Ce bain, que mon père avait exigé pour moi et auquel on avait consenti, par crainte de perdre une élève, n’allait pas sans causer un grand embarras. C’était un événement insolite, pour lequel rien n’était disposé, et qui inspirait une sourde réprobation : le premier degré, peut-être, des pompes de satan… On avait des hochements de tête, des haussements d’épaule, des yeux levés vers le ciel, et la sœur Dodo me confiait, innocemment, que le bain de la religieuse consistait, tout simplement, à secouer sa chemise !…

Je voyais arriver le jour de ce bain avec une certaine appréhension, car il constituait pour moi presque un supplice.

Le sol du couvent même, ne pouvant pas se prêter à cet acte peu décent, on me faisait passer par le tour, puis descendre dans une cave, où on avait posé un baquet plein d’eau chaude, et, personne ne voulant être complice, on me laissait là toute seule, après m’avoir bien recommandé de ne pas ôter ma chemise et de la baigner avec moi.

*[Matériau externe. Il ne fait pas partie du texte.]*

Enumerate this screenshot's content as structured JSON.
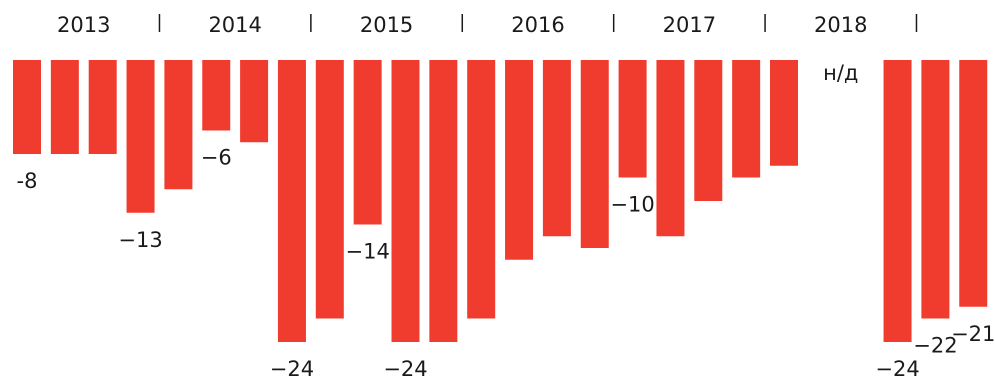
{
  "chart_data": {
    "type": "bar",
    "year_labels": [
      "2013",
      "2014",
      "2015",
      "2016",
      "2017",
      "2018"
    ],
    "categories": [
      null,
      null,
      null,
      null,
      null,
      null,
      null,
      null,
      null,
      null,
      null,
      null,
      null,
      null,
      null,
      null,
      null,
      null,
      null,
      null,
      null,
      null,
      null,
      null,
      null,
      null
    ],
    "values": [
      -8,
      -8,
      -8,
      -13,
      -11,
      -6,
      -7,
      -24,
      -22,
      -14,
      -24,
      -24,
      -22,
      -17,
      -15,
      -16,
      -10,
      -15,
      -12,
      -10,
      -9,
      null,
      null,
      -24,
      -22,
      -21
    ],
    "value_labels": [
      "-8",
      null,
      null,
      "−13",
      null,
      "−6",
      null,
      "−24",
      null,
      "−14",
      "−24",
      null,
      null,
      null,
      null,
      null,
      "−10",
      null,
      null,
      null,
      null,
      null,
      null,
      "−24",
      "−22",
      "−21"
    ],
    "missing_label": "н/д",
    "color": "#f03c2e",
    "ylim": [
      -24,
      0
    ]
  }
}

J’avais toujours, et par dessus tout, l’horreur des caves, et la demi-heure, interminable, que je devais passer dans ce baquet, où l’eau se refroidissait, était pleine d’angoisse et de dégoût.

Il ne faisait pas très noir, et je voyais les grosses araignées, courir dans les angles, drapés de toiles poussiéreuses.

Une seule chose m’intéressait et me faisait prendre ma peine en patience : le soupirail, férocement grillé, donnait sur la rue, j’apercevais un peu des pavés, un peu de l’air libre et, par moment, des pieds de passant qui couraient, au ras du grillage.